KEY POINTS:
A BMW Group employee has developed an inexpensive device for creating safe drinking water.
Stephan Augustin, an industrial designer with the German car company, has been acknowledged for inventing the Watercone.
An international jury presented the National Energy Globe Award 2007 to Augustin in Brussels, with guests at the awards ceremony including Mikhail Gorbachev, Jos Manuel Barroso and former United Nations secretary-general Kofi Annan.
The Watercone is a solar-powered desalinator that generates fresh drinking water from salt or brackish water.
With its rigid outer skin, the plastic cone can be used floating on water or on damp ground. The sun's rays shining on it cause the water to evaporate under the cone and condense on the inside. The droplets collect in a trough.
The water can be poured out of the opening at the tip of the Watercone, pictured below, into a container or drunk directly. The water is purified through the condensation as if it were undergoing a single-stage distillation process.
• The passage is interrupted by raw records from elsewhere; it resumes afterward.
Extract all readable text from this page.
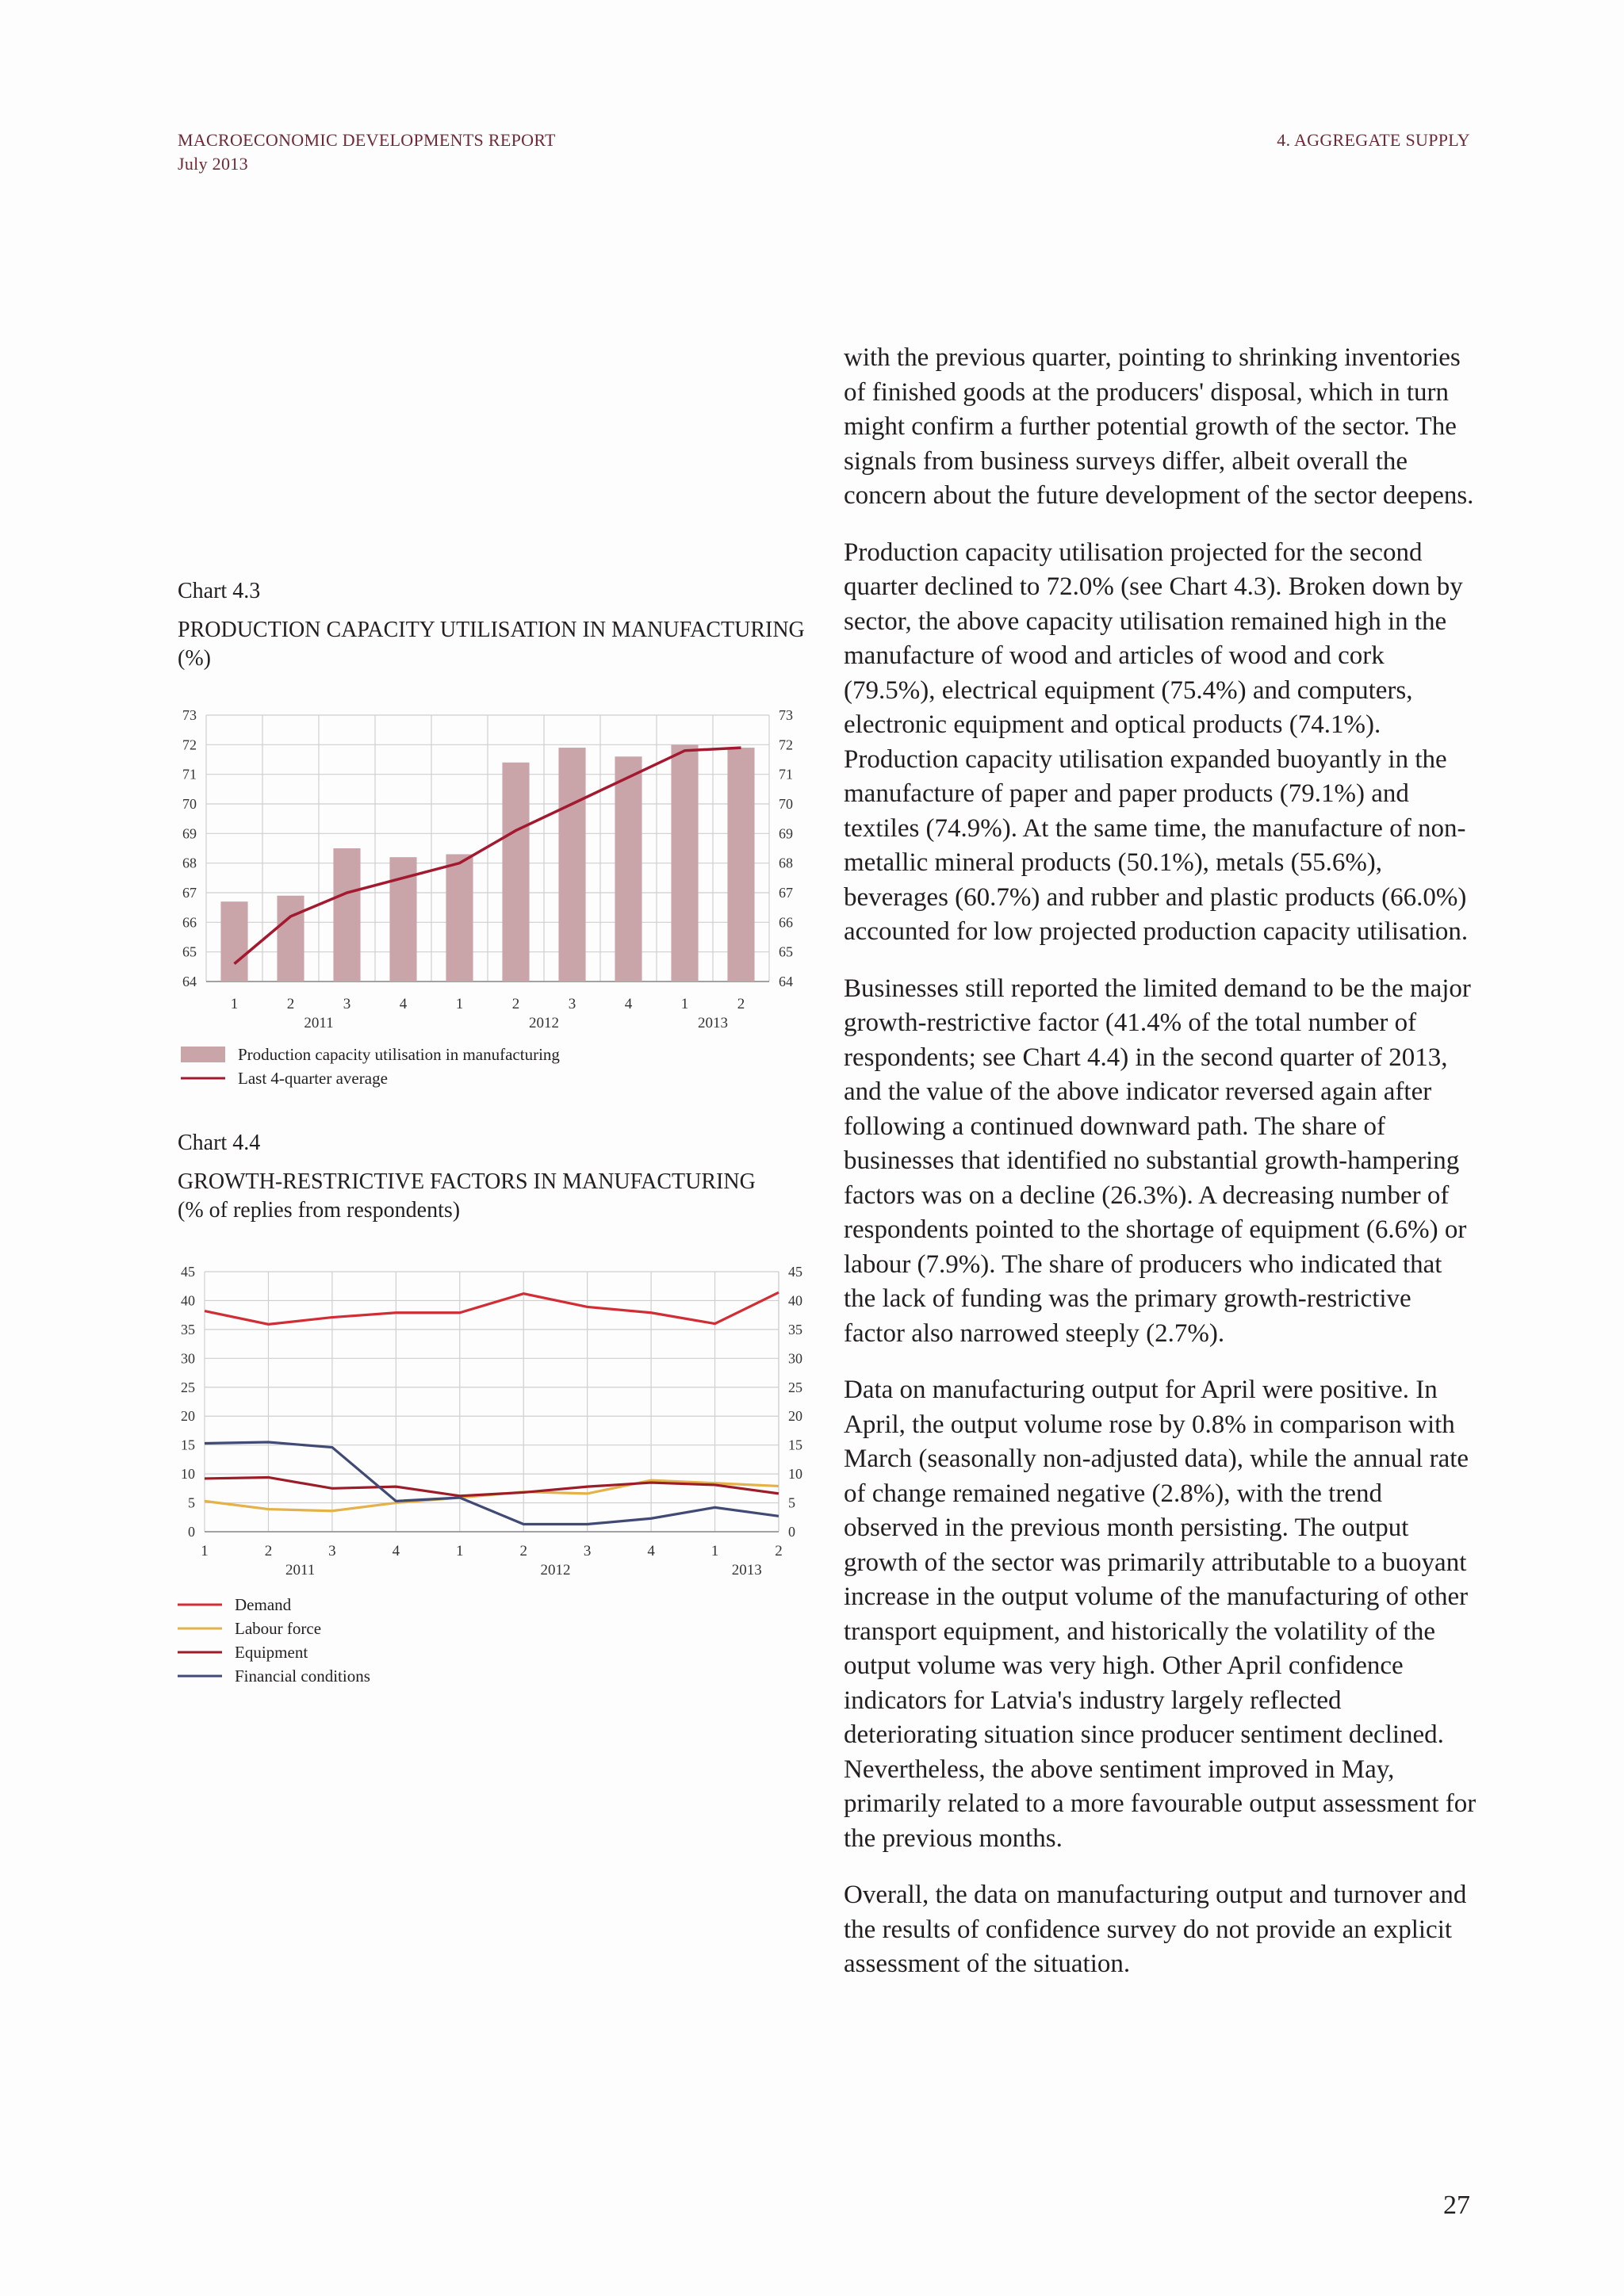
MACROECONOMIC DEVELOPMENTS REPORT
July 2013
4. AGGREGATE SUPPLY
Chart 4.3
PRODUCTION CAPACITY UTILISATION IN MANUFACTURING
(%)
64	64
65	65
66	66
67	67
68	68
69	69
70	70
71	71
72	72
73	73
1	2	3	4	1	2	3	4	1	2
2011	2012	2013
Production capacity utilisation in manufacturing
Last 4-quarter average
Chart 4.4
GROWTH-RESTRICTIVE FACTORS IN MANUFACTURING
(% of replies from respondents)
0	0
5	5
10	10
15	15
20	20
25	25
30	30
35	35
40	40
45	45
1	2	3	4	1	2	3	4	1	2
2011	2012	2013
Demand
Labour force
Equipment
Financial conditions

with the previous quarter, pointing to shrinking inventories of finished goods at the producers' disposal, which in turn might confirm a further potential growth of the sector. The signals from business surveys differ, albeit overall the concern about the future development of the sector deepens.

Production capacity utilisation projected for the second quarter declined to 72.0% (see Chart 4.3). Broken down by sector, the above capacity utilisation remained high in the manufacture of wood and articles of wood and cork (79.5%), electrical equipment (75.4%) and computers, electronic equipment and optical products (74.1%). Production capacity utilisation expanded buoyantly in the manufacture of paper and paper products (79.1%) and textiles (74.9%). At the same time, the manufacture of non-metallic mineral products (50.1%), metals (55.6%), beverages (60.7%) and rubber and plastic products (66.0%) accounted for low projected production capacity utilisation.

Businesses still reported the limited demand to be the major growth-restrictive factor (41.4% of the total number of respondents; see Chart 4.4) in the second quarter of 2013, and the value of the above indicator reversed again after following a continued downward path. The share of businesses that identified no substantial growth-hampering factors was on a decline (26.3%). A decreasing number of respondents pointed to the shortage of equipment (6.6%) or labour (7.9%). The share of producers who indicated that the lack of funding was the primary growth-restrictive factor also narrowed steeply (2.7%).

Data on manufacturing output for April were positive. In April, the output volume rose by 0.8% in comparison with March (seasonally non-adjusted data), while the annual rate of change remained negative (2.8%), with the trend observed in the previous month persisting. The output growth of the sector was primarily attributable to a buoyant increase in the output volume of the manufacturing of other transport equipment, and historically the volatility of the output volume was very high. Other April confidence indicators for Latvia's industry largely reflected deteriorating situation since producer sentiment declined. Nevertheless, the above sentiment improved in May, primarily related to a more favourable output assessment for the previous months.

Overall, the data on manufacturing output and turnover and the results of confidence survey do not provide an explicit assessment of the situation.

27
About 1.6 litres of drinking water a day can be obtained by using this invention.
The Watercone is made from hard-wearing, unbreakable Bayer Makrolon polycarbonate with an anti-UV coating, and has a guaranteed working life of at least five years.
Augustin came up with the functional design on the basis of practical specifications.
Tests in the BMW wind tunnel showed that the Watercone could cope with wind speeds of up to 55km/h without any problems, which means it is largely unaffected by weather conditions.